Дирслэйер (Зверобой). Часть третья и последняя.
Глава VII

Заявление о нарушении
авторских прав
Автор:Купер Д. Ф., год: 1841
Категории:Приключения, Роман

Оригинал этого текста в старой орфографии. Ниже предоставлен автоматический перевод текста в новую орфографию. Оригинал можно посмотреть по ссылке: Дирслэйер (Зверобой). Часть третья и последняя. Глава VII (старая орфография)



Предыдущая страницаОглавлениеСледующая страница

VII.

Прошло минут двадцать, как Дирслэйер находился в лодке, и он уже начинал безпокоиться, что друзья с ковчега или замка не подают ему никаких сигналов. Положение лодки позволяло ему видеть озеро только в его длину, и по всем разсчетам он должен был находиться от замка саженях в тридцати. Глубокое молчание, царствовавшее повсюду, не могло быть успокоительным признаком, и он не знал, приписать ли его какой-нибудь новой хитрости, или уже слишком-отдаленному разстоянию от Индийцев. Утомившись наконец слушать во все уши и ничего не слышать, смотреть во все глаза и ничего не видеть, он сказал сам-себе, что Гуроны могут бесноваться, сколько им угодно, а он будет-себе лежать спокойно, зажмурив глаза и вверив свою участь ходатайству ветров.

Прошло еще минут, десять. Наконец, он услышал легкий шум, как-будто от трения Какого-нибудь тела подле его лодки. Он открыл глаза, ожидая, что увидит руку или голову Индийца; по каково было его изумление, когда он вдруг увидел зеленый купол над своею головой! Он встал, и прежде всего наткнулся своими глазами на Райвенука, который помогал лодке пробраться к берегу через песок, от-чего и происходило трение, пробудившее внимательность Дирслэйера. Роковая перемена в направлении лодки произошла от юго-западного ветра.

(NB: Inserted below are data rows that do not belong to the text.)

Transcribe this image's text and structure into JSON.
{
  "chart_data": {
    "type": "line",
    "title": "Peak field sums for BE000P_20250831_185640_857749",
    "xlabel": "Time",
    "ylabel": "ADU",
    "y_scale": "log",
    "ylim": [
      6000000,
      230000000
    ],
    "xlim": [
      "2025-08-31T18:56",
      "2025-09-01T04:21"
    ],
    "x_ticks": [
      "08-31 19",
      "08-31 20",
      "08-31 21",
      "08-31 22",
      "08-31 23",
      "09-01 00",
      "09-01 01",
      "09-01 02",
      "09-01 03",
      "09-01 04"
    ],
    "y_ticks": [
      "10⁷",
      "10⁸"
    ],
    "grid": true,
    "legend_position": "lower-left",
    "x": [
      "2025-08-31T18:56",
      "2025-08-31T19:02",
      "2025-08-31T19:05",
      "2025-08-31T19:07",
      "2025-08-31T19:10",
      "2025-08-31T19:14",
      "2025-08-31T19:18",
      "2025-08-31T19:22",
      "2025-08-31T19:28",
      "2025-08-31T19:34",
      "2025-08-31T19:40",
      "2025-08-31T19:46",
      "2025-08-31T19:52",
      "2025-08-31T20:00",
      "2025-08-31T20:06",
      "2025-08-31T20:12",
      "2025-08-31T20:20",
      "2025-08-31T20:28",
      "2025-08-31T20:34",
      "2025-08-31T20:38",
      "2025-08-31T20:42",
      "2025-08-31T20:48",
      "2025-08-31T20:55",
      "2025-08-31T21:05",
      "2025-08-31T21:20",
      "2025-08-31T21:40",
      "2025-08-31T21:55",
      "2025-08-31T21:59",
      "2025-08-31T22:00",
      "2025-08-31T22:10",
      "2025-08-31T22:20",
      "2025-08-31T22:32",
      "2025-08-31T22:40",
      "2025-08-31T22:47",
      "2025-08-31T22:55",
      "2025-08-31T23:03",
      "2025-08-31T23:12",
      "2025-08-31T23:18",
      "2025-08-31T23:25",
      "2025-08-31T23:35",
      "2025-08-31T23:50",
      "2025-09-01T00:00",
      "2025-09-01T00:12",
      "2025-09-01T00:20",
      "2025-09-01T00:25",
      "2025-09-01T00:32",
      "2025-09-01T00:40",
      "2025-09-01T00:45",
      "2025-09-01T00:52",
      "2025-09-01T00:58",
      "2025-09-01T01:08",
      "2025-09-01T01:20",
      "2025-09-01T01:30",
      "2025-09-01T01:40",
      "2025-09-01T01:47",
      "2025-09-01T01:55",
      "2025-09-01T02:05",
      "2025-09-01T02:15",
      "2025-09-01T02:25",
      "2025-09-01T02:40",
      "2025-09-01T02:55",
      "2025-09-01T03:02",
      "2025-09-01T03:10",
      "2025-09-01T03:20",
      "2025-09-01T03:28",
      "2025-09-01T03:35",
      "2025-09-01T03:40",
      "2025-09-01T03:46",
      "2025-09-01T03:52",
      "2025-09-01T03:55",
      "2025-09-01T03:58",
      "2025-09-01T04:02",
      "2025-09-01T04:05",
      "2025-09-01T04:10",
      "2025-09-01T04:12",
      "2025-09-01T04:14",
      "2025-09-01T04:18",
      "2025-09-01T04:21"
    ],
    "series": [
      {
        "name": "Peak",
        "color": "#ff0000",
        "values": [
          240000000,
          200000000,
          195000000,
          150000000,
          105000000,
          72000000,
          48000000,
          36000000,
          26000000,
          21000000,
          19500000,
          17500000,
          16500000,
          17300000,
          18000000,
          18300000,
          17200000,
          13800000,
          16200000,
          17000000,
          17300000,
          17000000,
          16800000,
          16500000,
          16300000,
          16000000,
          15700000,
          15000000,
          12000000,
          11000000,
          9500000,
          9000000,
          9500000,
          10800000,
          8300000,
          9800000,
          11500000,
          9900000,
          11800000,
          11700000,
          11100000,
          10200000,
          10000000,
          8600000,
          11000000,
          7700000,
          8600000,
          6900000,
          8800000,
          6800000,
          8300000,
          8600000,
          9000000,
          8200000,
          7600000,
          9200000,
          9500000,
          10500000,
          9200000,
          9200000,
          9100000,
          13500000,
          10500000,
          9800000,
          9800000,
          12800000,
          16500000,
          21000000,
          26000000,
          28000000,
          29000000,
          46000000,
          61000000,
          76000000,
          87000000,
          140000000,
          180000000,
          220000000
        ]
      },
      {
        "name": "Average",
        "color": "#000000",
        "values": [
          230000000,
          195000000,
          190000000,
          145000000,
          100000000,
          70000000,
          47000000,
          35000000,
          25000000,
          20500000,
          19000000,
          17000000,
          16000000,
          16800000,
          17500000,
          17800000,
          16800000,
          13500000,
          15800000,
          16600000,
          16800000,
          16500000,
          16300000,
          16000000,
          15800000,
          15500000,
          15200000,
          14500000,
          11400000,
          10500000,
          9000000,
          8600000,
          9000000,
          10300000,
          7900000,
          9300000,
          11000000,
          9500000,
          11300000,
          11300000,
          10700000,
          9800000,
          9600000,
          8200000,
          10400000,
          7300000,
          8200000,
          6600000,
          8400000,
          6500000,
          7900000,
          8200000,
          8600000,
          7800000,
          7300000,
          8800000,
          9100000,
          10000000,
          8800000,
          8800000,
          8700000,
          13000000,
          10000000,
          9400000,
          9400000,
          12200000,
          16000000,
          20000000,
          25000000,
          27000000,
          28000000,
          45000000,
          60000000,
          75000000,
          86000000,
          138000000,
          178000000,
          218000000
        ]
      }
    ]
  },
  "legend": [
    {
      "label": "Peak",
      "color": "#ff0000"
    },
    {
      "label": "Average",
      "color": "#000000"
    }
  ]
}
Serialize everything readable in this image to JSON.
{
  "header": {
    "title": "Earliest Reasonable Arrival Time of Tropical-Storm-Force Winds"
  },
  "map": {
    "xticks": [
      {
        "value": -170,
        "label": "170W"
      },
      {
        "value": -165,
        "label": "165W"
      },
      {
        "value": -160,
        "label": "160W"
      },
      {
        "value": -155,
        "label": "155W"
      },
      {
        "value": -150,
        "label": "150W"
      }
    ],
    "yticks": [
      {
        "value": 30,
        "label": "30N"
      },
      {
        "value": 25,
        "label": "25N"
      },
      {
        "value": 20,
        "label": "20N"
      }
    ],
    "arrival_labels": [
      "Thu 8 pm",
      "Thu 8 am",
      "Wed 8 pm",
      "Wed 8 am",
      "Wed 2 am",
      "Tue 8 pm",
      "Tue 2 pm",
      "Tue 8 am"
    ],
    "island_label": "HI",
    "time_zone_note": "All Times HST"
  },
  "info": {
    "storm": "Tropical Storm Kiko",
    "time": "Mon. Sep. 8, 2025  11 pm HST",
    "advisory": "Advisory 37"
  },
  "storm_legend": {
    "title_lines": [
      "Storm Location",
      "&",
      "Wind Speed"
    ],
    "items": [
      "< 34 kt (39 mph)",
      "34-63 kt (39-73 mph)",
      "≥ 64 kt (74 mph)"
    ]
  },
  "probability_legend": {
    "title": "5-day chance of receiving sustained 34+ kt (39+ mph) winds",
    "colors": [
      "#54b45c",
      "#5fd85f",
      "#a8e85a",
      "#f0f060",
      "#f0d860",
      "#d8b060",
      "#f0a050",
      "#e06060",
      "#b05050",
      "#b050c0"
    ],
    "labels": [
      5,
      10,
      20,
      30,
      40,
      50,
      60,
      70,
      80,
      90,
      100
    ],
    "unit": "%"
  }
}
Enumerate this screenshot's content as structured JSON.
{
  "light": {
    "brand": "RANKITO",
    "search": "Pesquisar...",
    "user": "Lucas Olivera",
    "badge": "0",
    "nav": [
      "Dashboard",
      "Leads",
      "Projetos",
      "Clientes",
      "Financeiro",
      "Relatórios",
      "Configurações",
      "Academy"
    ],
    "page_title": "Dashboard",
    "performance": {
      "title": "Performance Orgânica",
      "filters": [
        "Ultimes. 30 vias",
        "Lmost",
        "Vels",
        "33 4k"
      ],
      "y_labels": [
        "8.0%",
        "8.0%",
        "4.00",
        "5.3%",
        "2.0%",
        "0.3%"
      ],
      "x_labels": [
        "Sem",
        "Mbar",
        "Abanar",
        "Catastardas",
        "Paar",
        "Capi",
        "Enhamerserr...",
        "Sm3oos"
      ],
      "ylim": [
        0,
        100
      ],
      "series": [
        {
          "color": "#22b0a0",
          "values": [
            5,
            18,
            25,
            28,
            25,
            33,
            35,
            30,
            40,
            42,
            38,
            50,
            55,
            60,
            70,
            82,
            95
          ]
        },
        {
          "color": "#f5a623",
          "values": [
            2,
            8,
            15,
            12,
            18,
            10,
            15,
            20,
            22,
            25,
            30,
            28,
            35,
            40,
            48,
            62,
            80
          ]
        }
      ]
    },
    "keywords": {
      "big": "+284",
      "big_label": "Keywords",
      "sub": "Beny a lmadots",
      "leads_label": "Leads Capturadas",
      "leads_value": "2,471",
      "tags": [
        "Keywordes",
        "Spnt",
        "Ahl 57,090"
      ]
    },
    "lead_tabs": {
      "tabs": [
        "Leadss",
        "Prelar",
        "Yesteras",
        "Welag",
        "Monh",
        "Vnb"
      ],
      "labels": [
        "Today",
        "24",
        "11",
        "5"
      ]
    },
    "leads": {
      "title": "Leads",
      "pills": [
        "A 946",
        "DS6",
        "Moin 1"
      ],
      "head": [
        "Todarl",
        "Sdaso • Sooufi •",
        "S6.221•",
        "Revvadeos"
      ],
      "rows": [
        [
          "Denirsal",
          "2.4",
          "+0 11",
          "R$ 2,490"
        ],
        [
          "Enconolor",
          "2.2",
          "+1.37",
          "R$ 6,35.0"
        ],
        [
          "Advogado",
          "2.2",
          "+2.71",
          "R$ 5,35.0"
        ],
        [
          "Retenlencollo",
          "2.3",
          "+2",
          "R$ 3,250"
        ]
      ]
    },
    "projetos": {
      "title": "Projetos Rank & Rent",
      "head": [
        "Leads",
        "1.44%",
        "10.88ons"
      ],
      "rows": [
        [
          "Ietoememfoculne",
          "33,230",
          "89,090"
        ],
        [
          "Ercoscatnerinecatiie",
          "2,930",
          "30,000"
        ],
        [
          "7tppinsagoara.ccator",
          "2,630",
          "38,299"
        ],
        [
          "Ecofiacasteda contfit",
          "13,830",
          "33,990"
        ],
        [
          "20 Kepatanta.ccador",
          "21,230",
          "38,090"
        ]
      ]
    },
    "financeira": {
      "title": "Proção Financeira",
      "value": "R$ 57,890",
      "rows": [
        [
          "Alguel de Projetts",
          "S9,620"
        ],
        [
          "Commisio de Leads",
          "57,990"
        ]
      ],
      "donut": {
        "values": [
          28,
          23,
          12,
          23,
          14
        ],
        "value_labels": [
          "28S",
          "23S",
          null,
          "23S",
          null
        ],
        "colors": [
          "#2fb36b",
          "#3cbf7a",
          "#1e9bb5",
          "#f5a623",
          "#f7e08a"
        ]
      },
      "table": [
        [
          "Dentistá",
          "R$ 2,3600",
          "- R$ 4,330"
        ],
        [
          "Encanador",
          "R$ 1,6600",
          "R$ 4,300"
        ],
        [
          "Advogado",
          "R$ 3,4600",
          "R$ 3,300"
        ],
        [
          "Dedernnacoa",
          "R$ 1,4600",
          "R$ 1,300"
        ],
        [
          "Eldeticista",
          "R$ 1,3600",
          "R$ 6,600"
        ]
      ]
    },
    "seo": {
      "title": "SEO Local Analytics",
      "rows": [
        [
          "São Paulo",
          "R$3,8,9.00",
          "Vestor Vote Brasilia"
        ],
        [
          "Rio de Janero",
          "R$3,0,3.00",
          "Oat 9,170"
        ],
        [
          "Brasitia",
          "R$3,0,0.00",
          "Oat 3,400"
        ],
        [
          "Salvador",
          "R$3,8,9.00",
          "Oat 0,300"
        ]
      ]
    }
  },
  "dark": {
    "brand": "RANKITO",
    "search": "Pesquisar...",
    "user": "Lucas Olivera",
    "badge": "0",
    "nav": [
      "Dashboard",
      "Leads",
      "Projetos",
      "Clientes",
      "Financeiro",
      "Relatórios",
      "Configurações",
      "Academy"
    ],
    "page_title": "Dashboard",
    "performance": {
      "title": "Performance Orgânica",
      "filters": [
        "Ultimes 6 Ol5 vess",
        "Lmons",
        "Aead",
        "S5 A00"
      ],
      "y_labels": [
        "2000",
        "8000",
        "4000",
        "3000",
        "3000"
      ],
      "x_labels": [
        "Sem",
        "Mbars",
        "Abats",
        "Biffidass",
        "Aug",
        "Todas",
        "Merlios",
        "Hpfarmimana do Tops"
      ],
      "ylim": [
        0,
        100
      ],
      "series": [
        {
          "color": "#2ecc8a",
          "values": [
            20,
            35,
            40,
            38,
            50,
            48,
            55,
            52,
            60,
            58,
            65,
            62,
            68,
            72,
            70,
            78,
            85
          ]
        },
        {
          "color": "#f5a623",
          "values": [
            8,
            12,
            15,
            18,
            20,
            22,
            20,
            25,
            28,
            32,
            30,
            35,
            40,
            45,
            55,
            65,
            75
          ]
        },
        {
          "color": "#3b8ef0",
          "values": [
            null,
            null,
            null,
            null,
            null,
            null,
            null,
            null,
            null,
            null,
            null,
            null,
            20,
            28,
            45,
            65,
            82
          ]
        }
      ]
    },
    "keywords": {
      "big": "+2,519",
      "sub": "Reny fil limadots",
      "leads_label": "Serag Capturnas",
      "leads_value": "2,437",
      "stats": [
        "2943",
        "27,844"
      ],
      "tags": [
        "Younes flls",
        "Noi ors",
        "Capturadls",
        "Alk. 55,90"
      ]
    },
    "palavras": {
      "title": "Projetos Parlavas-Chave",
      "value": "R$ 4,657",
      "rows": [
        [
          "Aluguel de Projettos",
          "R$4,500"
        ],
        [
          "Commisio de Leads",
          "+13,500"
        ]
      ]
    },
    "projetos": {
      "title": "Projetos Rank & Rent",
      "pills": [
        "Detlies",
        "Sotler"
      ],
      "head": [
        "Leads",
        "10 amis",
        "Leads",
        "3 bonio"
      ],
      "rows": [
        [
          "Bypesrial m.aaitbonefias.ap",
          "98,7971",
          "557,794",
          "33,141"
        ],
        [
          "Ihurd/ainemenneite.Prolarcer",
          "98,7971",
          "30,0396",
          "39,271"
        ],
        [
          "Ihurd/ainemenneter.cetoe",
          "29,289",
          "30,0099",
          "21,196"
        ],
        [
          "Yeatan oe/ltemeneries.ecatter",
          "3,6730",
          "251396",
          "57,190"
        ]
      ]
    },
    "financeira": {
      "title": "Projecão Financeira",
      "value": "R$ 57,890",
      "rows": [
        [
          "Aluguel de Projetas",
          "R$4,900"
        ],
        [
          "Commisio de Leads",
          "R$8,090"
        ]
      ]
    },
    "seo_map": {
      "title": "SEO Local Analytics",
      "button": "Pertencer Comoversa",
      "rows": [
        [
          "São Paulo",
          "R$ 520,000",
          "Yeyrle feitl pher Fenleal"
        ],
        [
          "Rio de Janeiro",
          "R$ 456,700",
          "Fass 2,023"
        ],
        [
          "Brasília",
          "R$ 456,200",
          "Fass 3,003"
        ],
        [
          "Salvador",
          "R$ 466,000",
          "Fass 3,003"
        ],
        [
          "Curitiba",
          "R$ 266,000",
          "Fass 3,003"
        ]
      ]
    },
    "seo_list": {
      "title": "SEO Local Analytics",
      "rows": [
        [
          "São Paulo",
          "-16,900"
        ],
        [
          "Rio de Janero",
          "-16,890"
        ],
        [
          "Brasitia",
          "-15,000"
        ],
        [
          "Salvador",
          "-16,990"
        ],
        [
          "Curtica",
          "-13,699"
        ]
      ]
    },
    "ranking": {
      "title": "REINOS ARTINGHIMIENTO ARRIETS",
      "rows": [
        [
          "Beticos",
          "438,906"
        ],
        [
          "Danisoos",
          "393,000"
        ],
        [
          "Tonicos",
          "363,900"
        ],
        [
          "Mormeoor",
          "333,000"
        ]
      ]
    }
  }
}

-- Причаливай! сказал Гурон спокойным тоном, делая повелительный жест своему пленнику. - Младший брат мой слишком-долго оставался на воде, и вероятно утомился. Ноги его авось не побегут.

-- Что делать, Гурон, перевес на твоей стороне, отвечал Дирслэйер, выпрыгнув на берег и следуя за индийским шейхов. - Случай помог тебе неожиданным-образом, и я опять твой пленник. Надеюсь, однакожь, ты согласишься, что я умею освобождаться из тюрьмы по-крайней-мере, столько же, как держат данное слово.

-- Брат мой быстр, как лось, возразил Гурон - и у него длинные ноги; но все же он не рыба, и не умеет отъискивать дорогу в озере. Мы не хотели в него стрелять, потому-что рыба ловится сетью, а не ружьями.

-- Ты можешь говорить что хочешь, Райвенук, и я не стану с тобой спорить. Выгоды на твоей сторон. Скоро, я полагаю, ваши женщины будут меня ругать и злословить; но ты можешь сказать, что если бледнолицый слишком-упорно защищает свою жизнь, когда имеет на это законное право, зато умеет, он и отказываться от жизни, как-скоро час его настал. Я ваш пленник: делайте из меня, что угодно.

-- Брат мой долго бегал по горам, и учинил приятную прогулку по воде, сказал Райвенук смягченным тоном, обнаруживая очевидно мирные намерения. - Видел он леса, видел и воду; что ему понравилось лучше? Вероятно, он одумался и готов повиноваться доброму совету.

-- Объяснись, Гурон. У тебя непременно что-нибудь на уме: чем скорее ты скажешь, тем скорее получишь мой ответ.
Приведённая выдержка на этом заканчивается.